Getting last successful backup time

I’m setting up rest-server as a server for backing up a bunch of clients to.

Since none of the users know how this works, I’d like to keep an eye on their backups from the backend/server side of the fence. For this, I figure that all I really need to know on a daily basis is that clients’ backups run successfully (in terms of there being a backup completed).

For this simple case I think it’s fine to not look into how much data was backed up, and I don’t have multiple hosts per user backing up to their repository, so I don’t care about being able to determine that host X made one of the last Y snapshots. I’m keeping it simple for now.

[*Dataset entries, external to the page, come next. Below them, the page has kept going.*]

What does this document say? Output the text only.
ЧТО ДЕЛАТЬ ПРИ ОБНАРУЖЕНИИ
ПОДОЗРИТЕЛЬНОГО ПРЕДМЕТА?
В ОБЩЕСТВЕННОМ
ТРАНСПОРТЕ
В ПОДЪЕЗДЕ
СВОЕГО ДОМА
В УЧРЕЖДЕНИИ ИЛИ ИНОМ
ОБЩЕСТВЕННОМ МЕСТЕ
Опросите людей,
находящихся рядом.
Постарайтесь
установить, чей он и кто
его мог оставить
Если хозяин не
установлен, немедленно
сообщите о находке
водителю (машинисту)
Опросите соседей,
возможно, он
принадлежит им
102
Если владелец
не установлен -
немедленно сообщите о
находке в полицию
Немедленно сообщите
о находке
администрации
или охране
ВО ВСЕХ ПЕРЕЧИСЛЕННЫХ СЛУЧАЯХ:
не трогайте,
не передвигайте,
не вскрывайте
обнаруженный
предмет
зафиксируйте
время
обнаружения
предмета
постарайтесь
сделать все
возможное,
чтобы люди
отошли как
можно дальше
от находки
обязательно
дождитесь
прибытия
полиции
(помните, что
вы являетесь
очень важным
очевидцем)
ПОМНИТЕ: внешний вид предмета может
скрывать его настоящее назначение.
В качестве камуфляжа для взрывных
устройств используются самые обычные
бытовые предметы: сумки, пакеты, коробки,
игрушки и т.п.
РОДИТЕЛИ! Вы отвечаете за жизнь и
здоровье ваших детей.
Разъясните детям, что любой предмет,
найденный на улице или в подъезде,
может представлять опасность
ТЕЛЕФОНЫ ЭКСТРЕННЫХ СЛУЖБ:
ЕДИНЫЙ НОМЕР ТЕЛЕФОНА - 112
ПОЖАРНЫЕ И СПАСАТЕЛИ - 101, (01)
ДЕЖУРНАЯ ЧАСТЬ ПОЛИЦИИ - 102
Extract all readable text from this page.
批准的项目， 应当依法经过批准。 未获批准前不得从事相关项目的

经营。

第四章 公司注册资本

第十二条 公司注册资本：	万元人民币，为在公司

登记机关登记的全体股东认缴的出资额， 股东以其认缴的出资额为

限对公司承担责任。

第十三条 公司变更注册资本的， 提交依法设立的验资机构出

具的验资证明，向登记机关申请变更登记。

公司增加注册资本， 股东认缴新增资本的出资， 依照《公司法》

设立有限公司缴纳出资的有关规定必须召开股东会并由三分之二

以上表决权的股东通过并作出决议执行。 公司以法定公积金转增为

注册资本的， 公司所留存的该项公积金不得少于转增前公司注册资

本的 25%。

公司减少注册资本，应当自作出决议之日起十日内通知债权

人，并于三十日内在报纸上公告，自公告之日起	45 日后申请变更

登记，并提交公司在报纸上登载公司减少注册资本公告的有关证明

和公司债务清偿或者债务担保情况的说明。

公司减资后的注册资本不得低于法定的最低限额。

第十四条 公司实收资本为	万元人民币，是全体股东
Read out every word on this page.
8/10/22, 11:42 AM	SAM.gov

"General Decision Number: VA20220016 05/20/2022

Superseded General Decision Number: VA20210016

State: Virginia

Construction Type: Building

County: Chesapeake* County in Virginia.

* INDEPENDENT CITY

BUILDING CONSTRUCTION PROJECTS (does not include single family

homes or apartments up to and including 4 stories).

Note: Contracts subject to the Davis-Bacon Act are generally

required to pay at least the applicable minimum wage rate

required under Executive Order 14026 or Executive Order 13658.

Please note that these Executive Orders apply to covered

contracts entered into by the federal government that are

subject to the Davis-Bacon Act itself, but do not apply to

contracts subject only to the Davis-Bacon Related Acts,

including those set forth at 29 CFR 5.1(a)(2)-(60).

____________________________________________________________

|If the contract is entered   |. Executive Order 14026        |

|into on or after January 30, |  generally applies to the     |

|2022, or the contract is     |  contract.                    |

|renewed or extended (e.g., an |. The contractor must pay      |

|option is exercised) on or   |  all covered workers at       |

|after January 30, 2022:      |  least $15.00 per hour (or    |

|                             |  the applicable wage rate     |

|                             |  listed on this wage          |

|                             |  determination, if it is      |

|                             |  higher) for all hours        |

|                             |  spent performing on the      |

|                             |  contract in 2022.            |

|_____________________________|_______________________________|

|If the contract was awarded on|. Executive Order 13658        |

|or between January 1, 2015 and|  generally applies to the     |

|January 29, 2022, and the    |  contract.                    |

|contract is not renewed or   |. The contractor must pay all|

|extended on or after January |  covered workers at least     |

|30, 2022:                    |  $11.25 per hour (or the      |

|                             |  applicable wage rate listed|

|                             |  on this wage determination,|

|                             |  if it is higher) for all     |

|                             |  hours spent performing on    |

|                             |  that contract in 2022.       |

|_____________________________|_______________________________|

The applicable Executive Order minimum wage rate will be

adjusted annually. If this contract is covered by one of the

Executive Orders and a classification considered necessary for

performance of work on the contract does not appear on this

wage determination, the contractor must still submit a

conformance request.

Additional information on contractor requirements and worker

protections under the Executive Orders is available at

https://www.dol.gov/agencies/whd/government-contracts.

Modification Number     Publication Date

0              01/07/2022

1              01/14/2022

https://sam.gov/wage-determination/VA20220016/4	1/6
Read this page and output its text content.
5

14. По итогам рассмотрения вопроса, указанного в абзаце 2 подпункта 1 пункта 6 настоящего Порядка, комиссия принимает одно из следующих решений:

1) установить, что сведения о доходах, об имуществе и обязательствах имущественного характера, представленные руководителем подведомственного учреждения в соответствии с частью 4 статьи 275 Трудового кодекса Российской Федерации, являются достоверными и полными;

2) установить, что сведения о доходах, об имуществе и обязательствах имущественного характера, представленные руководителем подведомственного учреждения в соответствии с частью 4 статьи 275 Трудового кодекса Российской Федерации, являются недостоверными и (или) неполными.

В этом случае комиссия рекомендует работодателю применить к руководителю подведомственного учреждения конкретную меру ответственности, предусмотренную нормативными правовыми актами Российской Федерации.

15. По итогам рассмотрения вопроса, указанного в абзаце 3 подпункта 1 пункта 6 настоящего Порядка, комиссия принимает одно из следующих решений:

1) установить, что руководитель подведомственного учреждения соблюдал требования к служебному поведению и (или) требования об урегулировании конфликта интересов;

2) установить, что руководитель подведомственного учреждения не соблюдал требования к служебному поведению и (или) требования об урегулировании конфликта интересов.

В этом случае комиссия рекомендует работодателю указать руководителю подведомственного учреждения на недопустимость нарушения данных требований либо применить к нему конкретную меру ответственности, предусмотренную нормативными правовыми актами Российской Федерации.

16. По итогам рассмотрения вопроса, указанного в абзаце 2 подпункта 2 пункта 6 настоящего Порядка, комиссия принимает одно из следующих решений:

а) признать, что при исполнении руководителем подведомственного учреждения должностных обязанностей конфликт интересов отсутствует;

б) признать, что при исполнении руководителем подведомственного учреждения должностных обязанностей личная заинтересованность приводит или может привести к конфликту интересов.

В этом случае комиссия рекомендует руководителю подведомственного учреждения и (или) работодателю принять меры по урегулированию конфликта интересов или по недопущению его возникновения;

For this basic use case, shouldn’t it be enough to simply look into each repository, in the snapshots/ directory, and inspect the timestamp of the most recent file created in there? AFAIK a file in there having been created should mean that a backup was “successfully” made (again, disregarding the contents of it, etc).

Or are there better ways to do it, on the server where I just have access to the files but not any of the encryption keys etc (i.e. so all I can do is look at the files on the filesystem)?

Thanks!

For reference, a similar discussion, but from the perspective of the client-side, where the backup takes place, and with multiple hosts per repository as a factor: Monitoring the freshness of backups

For a first check, looking in the snapshots/ dir is sufficient. When a new snapshot was made successfully, as the very last step restic creates a file in snapshots/. For everything else you’d need the repo password.